Pispa, Johanna et al. (2021) International Worm Meeting "Identification of a potential regulator of proteasome nuclear localisation"

Pispa, Johanna, Mikkonen, Elisa, Arpalahti, Leena, Holmberg, Carina I

[International Worm Meeting, 2021]

The proteasome is the major enzymatic machinery of the ubiquitin-proteasome system (UPS), which is required for degradation of misfolded, aged and unnecessary proteins. It is a multisubunit complex, consisting of a core particle, 20S, capped by regulatory particles, 19S. The barrel-shaped 20S particle is responsible for the proteolytic activity, whereas the 19S particles bind polypeptide substrates via polyubiquitin chains, remove the ubiquitins for recycling, and unfold the polypeptides prior to transferring them into the lumen of the core particle. Recent studies by us and others have shown that the proteasome's expression and activity are differentially regulated in specific spatial, temporal and physiological contexts in vivo to facilitate its essential function in maintenance of cellular proteostasis. Subcellularly, the proteasome is localised both to the cytoplasm and in the nucleus. The nuclear role of the proteasome is not fully understood, but it may involve also functions not related to its proteolytic activity. In order to discover new regulators of the proteasome, we have performed a genome-wide C. elegans RNAi screen using a transgenic intestinal polyubiquitin-binding reporter strain previously published by our laboratory. This fluorescent reporter has been shown to respond to changes in the endogenous amount of polyubiquitinated proteins, and can be used as a tool for identifying disturbances in protein degradation mechanisms in live animals. After exclusion of hits affecting protein synthesis or having a developmental phenotype, we obtained 33 potential candidate genes. Of these, downregulation of 19 hits increased the fluorescence level of the polyubiquitin-binding reporter animals whereas 14 hits decreased the fluorescence. Particularly, one RNAi clone stood out as it not only resulted in increased reporter fluorescence but also changed the reporter's subcellular localisation from being expressed throughout the intestinal cell into a predominantly nuclear location. Immunostaining for proteasome 20S subunits showed that the intestinal nuclei have reduced amount of the proteasome, which could cause the accumulation of polyubiquitinated substrates. Further characterization of the potential regulator will be presented.

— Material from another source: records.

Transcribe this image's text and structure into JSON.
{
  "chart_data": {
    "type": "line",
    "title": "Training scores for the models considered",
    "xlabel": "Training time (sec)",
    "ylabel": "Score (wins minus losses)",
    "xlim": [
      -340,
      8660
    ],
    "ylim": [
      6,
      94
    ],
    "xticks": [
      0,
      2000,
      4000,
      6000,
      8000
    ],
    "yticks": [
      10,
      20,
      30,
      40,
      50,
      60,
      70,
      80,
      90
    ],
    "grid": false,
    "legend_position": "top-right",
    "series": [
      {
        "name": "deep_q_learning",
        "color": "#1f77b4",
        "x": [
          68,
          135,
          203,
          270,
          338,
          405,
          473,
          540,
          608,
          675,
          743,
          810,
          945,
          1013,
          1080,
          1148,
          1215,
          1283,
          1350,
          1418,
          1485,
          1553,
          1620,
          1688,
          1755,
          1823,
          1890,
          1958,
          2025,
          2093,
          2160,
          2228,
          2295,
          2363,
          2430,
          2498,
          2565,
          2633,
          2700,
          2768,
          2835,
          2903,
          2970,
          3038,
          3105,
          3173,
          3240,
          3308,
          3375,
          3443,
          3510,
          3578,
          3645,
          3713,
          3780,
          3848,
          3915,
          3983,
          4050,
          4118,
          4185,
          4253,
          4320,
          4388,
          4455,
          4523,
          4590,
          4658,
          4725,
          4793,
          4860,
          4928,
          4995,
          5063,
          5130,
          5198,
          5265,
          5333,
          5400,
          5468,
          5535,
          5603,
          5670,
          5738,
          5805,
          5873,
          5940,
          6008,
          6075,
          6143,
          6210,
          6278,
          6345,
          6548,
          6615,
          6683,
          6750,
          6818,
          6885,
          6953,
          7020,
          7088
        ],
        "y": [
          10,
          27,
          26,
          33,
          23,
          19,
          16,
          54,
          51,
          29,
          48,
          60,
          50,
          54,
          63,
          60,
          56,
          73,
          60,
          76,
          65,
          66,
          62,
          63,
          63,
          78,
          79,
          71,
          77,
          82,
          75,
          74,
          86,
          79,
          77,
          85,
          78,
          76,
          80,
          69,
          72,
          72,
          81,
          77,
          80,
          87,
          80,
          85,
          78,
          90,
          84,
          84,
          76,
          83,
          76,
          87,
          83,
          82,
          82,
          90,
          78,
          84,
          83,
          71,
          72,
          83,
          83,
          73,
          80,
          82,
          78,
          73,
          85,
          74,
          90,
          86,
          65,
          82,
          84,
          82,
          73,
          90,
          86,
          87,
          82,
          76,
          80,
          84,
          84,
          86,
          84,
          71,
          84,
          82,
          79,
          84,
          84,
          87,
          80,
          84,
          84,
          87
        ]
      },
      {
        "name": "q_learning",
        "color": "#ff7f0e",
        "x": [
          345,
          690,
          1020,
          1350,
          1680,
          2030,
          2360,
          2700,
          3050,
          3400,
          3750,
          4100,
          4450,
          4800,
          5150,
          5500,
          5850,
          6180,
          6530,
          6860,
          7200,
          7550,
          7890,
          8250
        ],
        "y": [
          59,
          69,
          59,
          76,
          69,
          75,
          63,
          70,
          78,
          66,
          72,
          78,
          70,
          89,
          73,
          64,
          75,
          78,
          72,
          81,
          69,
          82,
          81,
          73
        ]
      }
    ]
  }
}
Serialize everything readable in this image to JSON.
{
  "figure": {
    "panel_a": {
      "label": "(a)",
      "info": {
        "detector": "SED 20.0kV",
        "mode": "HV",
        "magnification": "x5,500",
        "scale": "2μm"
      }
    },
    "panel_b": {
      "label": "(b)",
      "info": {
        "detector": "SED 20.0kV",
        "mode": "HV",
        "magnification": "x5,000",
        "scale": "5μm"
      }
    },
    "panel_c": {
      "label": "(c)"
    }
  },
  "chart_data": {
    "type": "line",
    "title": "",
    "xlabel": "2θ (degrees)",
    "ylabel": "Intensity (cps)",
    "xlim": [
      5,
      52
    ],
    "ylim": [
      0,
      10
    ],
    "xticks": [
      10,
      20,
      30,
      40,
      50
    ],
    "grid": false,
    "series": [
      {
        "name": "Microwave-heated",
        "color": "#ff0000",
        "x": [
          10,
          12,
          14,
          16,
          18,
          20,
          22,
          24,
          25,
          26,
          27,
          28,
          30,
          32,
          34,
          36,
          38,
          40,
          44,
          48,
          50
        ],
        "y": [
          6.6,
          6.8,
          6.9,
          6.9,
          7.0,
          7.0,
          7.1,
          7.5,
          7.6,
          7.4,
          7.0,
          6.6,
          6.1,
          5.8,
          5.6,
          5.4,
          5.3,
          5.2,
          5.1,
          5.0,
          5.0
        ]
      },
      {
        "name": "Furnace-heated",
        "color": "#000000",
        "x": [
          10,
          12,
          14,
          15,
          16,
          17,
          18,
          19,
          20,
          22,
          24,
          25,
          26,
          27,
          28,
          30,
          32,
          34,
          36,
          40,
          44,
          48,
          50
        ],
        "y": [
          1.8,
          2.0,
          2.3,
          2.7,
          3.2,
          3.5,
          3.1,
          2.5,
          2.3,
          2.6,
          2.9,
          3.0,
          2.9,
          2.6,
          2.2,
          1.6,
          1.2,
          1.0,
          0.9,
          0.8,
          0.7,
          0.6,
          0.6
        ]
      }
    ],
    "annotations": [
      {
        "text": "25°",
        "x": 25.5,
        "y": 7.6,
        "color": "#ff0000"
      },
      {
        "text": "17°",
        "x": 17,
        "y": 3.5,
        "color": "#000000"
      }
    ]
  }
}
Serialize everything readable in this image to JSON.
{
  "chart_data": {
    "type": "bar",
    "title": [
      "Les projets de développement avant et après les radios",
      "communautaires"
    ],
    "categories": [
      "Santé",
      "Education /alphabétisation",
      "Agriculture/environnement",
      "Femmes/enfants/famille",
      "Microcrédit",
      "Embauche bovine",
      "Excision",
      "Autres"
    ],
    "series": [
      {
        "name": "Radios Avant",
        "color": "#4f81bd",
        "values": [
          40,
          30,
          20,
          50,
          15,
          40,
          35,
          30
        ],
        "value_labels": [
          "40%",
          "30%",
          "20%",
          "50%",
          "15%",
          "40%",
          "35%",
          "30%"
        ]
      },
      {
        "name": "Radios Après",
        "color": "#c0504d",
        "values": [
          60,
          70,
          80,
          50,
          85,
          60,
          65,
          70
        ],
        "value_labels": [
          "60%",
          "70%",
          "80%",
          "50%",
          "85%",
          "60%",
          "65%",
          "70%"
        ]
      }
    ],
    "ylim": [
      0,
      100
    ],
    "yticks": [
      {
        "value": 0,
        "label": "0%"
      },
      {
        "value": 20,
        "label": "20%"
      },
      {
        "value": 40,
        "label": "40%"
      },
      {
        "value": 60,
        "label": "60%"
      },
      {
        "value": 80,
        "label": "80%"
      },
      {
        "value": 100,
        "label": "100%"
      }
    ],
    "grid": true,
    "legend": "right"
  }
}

Matilainen, Olli et al. (2013) International Worm Meeting "Insulin/IGF-1 Signaling Regulates Proteasome Activity through the Deubiquitinating Enzyme UBH-4."

Matilainen, Olli, Holmberg, Carina I, Hautaniemi, Sampsa, Arpalahti, Leena, Rantanen, Ville

[International Worm Meeting, 2013]

The proteasome executes most of the controlled protein degradation in the cell. It has important role in regulation of protein homeostasis and dysfunctions in proteasomal degradation have been linked to many severe disorders, including several neurodegenerative diseases and cancers. Although the importance of the proteasome for cellular viability is well recognized, it is still not known how proteasome activity is regulated in a multicellular organism. Insulin/IGF-1 signaling (IIS) is a well-characterized signaling pathway that regulates e.g. protein homeostasis and lifespan in many organisms. Here we have studied if IIS regulates proteasome activity by using in vitro assays, our previously established in vivo photoconvertible UPS activity reporter system as well as our novel in vivo polyubiquitin reporter. Our results show that reduced IIS enhances proteasome activity in a DAF-16 dependent manner. Furthermore, we demonstrate that DAF-16 represses expression of the proteasome-associated deubiquitinating enzyme ubh-4, which we propose to function as a tissue-specific proteasome inhibitor and a modulator of lifespan. The role of UBH-4 appears to be well-conserved, as downregulation of its mammalian ortholog, UCHL-5, increases proteasome activity and degradation of proteotoxic proteins in mammalian cells. Altogether, our results establish a novel molecular mechanism linking IIS to proteasome activity and add one more branch to IIS mediated maintenance of cellular protein homeostasis.